The renminbi recently made it to the list of top five most used currencies, leaving behind the Australian and Canadian dollars. Chine government has taken all steps to get their currency to be cleaned from all sort of dirt so that it becomes crystal clear to understand for the global economy. But why did China being such an conservative county came forward to clean the currency and make it in all term possible for the IMF to get suited according to its wishes. The Chinese spent almost $30 billion on U.S. homes in the year ending last March. They are shifting their asset base and also building assets in other countries getting stronger macroeconomic hold. Well that might look like a very positive approach for countries like Europe and US where inventories are getting sold and economic indicators are running smoothly. But over the long term China will get better hold of these economies in terms of macro as well as in terms of its macroeconomic assets. Well that’s long term threat which might not be visible now. Lets get back to the prime topic where we find that china has a cap on foreign currency transfers by individuals to only $50,000 a year. So how Chinese are buying properties in Europe and US?  Some 800 billion yuan ($125 billion) left China through underground banks in the April-October period, citing an estimate by the People’s Bank of China.
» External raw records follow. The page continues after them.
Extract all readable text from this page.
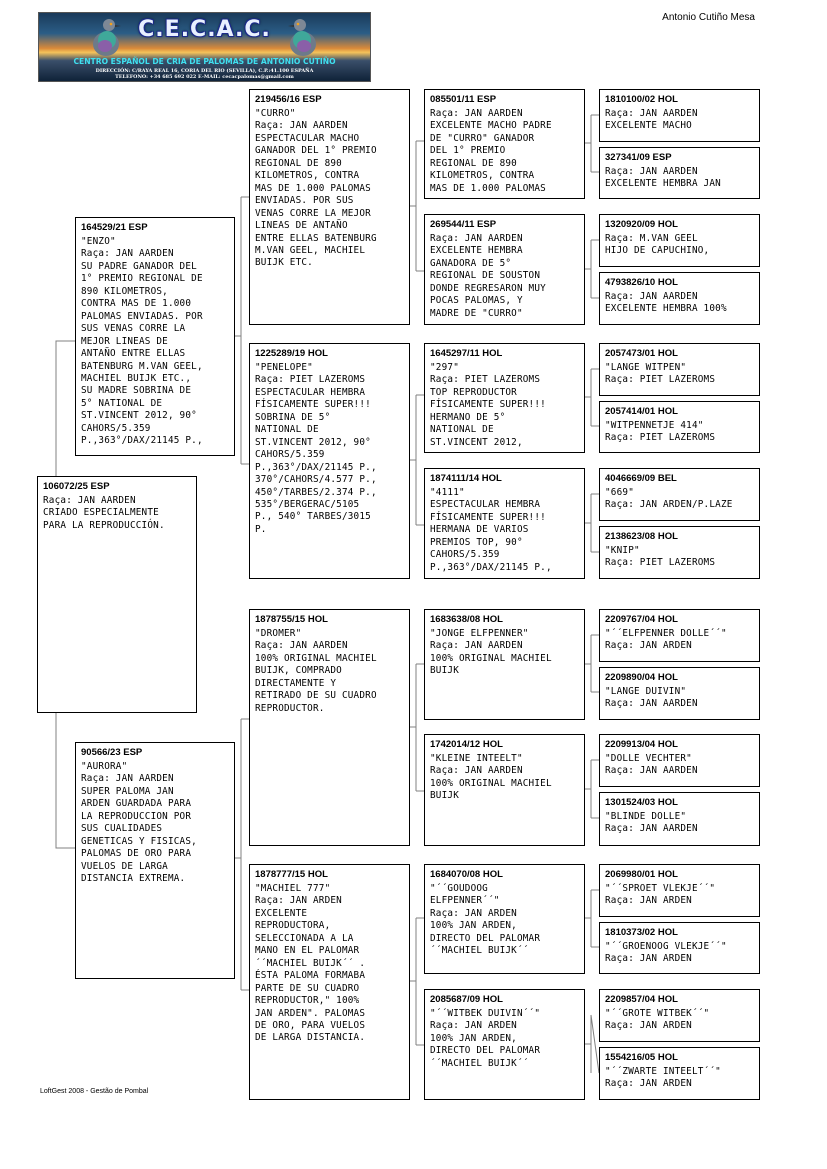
C.E.C.A.C.
CENTRO ESPAÑOL DE CRIA DE PALOMAS DE ANTONIO CUTIÑO
DIRECCIÓN: C/RAYA REAL 16, CORIA DEL RIO (SEVILLA), C.P.:41.100 ESPAÑA
TELEFONO: +34 685 692 022 E-MAIL: cecacpalomas@gmail.com
Antonio Cutiño Mesa
106072/25 ESP
Raça: JAN AARDEN
CRIADO ESPECIALMENTE
PARA LA REPRODUCCIÓN.
164529/21 ESP
"ENZO"
Raça: JAN AARDEN
SU PADRE GANADOR DEL
1° PREMIO REGIONAL DE
890 KILOMETROS,
CONTRA MAS DE 1.000
PALOMAS ENVIADAS. POR
SUS VENAS CORRE LA
MEJOR LINEAS DE
ANTAÑO ENTRE ELLAS
BATENBURG M.VAN GEEL,
MACHIEL BUIJK ETC.,
SU MADRE SOBRINA DE
5° NATIONAL DE
ST.VINCENT 2012, 90°
CAHORS/5.359
P.,363°/DAX/21145 P.,
90566/23 ESP
"AURORA"
Raça: JAN AARDEN
SUPER PALOMA JAN
ARDEN GUARDADA PARA
LA REPRODUCCION POR
SUS CUALIDADES
GENETICAS Y FISICAS,
PALOMAS DE ORO PARA
VUELOS DE LARGA
DISTANCIA EXTREMA.
219456/16 ESP
"CURRO"
Raça: JAN AARDEN
ESPECTACULAR MACHO
GANADOR DEL 1° PREMIO
REGIONAL DE 890
KILOMETROS, CONTRA
MAS DE 1.000 PALOMAS
ENVIADAS. POR SUS
VENAS CORRE LA MEJOR
LINEAS DE ANTAÑO
ENTRE ELLAS BATENBURG
M.VAN GEEL, MACHIEL
BUIJK ETC.
1225289/19 HOL
"PENELOPE"
Raça: PIET LAZEROMS
ESPECTACULAR HEMBRA
FÍSICAMENTE SUPER!!!
SOBRINA DE 5°
NATIONAL DE
ST.VINCENT 2012, 90°
CAHORS/5.359
P.,363°/DAX/21145 P.,
370°/CAHORS/4.577 P.,
450°/TARBES/2.374 P.,
535°/BERGERAC/5105
P., 540° TARBES/3015
P.
1878755/15 HOL
"DROMER"
Raça: JAN AARDEN
100% ORIGINAL MACHIEL
BUIJK, COMPRADO
DIRECTAMENTE Y
RETIRADO DE SU CUADRO
REPRODUCTOR.
1878777/15 HOL
"MACHIEL 777"
Raça: JAN ARDEN
EXCELENTE
REPRODUCTORA,
SELECCIONADA A LA
MANO EN EL PALOMAR
´´MACHIEL BUIJK´´ .
ÉSTA PALOMA FORMABA
PARTE DE SU CUADRO
REPRODUCTOR," 100%
JAN ARDEN". PALOMAS
DE ORO, PARA VUELOS
DE LARGA DISTANCIA.
085501/11 ESP
Raça: JAN AARDEN
EXCELENTE MACHO PADRE
DE "CURRO" GANADOR
DEL 1° PREMIO
REGIONAL DE 890
KILOMETROS, CONTRA
MAS DE 1.000 PALOMAS
269544/11 ESP
Raça: JAN AARDEN
EXCELENTE HEMBRA
GANADORA DE 5°
REGIONAL DE SOUSTON
DONDE REGRESARON MUY
POCAS PALOMAS, Y
MADRE DE "CURRO"
1645297/11 HOL
"297"
Raça: PIET LAZEROMS
TOP REPRODUCTOR
FÍSICAMENTE SUPER!!!
HERMANO DE 5°
NATIONAL DE
ST.VINCENT 2012,
1874111/14 HOL
"4111"
ESPECTACULAR HEMBRA
FÍSICAMENTE SUPER!!!
HERMANA DE VARIOS
PREMIOS TOP, 90°
CAHORS/5.359
P.,363°/DAX/21145 P.,
1683638/08 HOL
"JONGE ELFPENNER"
Raça: JAN AARDEN
100% ORIGINAL MACHIEL
BUIJK
1742014/12 HOL
"KLEINE INTEELT"
Raça: JAN AARDEN
100% ORIGINAL MACHIEL
BUIJK
1684070/08 HOL
"´´GOUDOOG
ELFPENNER´´"
Raça: JAN ARDEN
100% JAN ARDEN,
DIRECTO DEL PALOMAR
´´MACHIEL BUIJK´´
2085687/09 HOL
"´´WITBEK DUIVIN´´"
Raça: JAN ARDEN
100% JAN ARDEN,
DIRECTO DEL PALOMAR
´´MACHIEL BUIJK´´
1810100/02 HOL
Raça: JAN AARDEN
EXCELENTE MACHO
327341/09 ESP
Raça: JAN AARDEN
EXCELENTE HEMBRA JAN
1320920/09 HOL
Raça: M.VAN GEEL
HIJO DE CAPUCHINO,
4793826/10 HOL
Raça: JAN AARDEN
EXCELENTE HEMBRA 100%
2057473/01 HOL
"LANGE WITPEN"
Raça: PIET LAZEROMS
2057414/01 HOL
"WITPENNETJE 414"
Raça: PIET LAZEROMS
4046669/09 BEL
"669"
Raça: JAN ARDEN/P.LAZE
2138623/08 HOL
"KNIP"
Raça: PIET LAZEROMS
2209767/04 HOL
"´´ELFPENNER DOLLE´´"
Raça: JAN ARDEN
2209890/04 HOL
"LANGE DUIVIN"
Raça: JAN AARDEN
2209913/04 HOL
"DOLLE VECHTER"
Raça: JAN AARDEN
1301524/03 HOL
"BLINDE DOLLE"
Raça: JAN AARDEN
2069980/01 HOL
"´´SPROET VLEKJE´´"
Raça: JAN ARDEN
1810373/02 HOL
"´´GROENOOG VLEKJE´´"
Raça: JAN ARDEN
2209857/04 HOL
"´´GROTE WITBEK´´"
Raça: JAN ARDEN
1554216/05 HOL
"´´ZWARTE INTEELT´´"
Raça: JAN ARDEN
LoftGest 2008 - Gestão de Pombal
Hence its better to make Yuan the reserve currency and also IMF would be more inclined to include the same so that the $3.5 trillion of reserves the china has can be utilized. Further china also knows that historically the U.S. dollar has appreciated by more than 50 percent against the yen over the last three years, but the volume of Japanese exports has not changed significantly.  Hence the same could be true for china in the near term. Hence getting into IMF basket is going to be a win- win proposition for IMF as well as for China.  Overseas investments new product designing and a huge growth of financial inflow would increase in the coming days once Chinese currency is included in the IMF basket. Fund managers and CIO would come up with innovative products to lure the investment appetite and resulting more equity and debt participation and alternative investments opportunities

The initial journey would be slow but the long term history which is about to be created speaks a different language. One part of the global economy is thinking that Chinese reserves inflows are good where as the other one thinks that they are getting hold of the macro economic factors of the developed economies. The war is heading from domination of currency to domination of macroeconomic factors. Further IMF might consider it now or might take some more time to include Yuan as the reserve currency but it will happen with no doubt over it.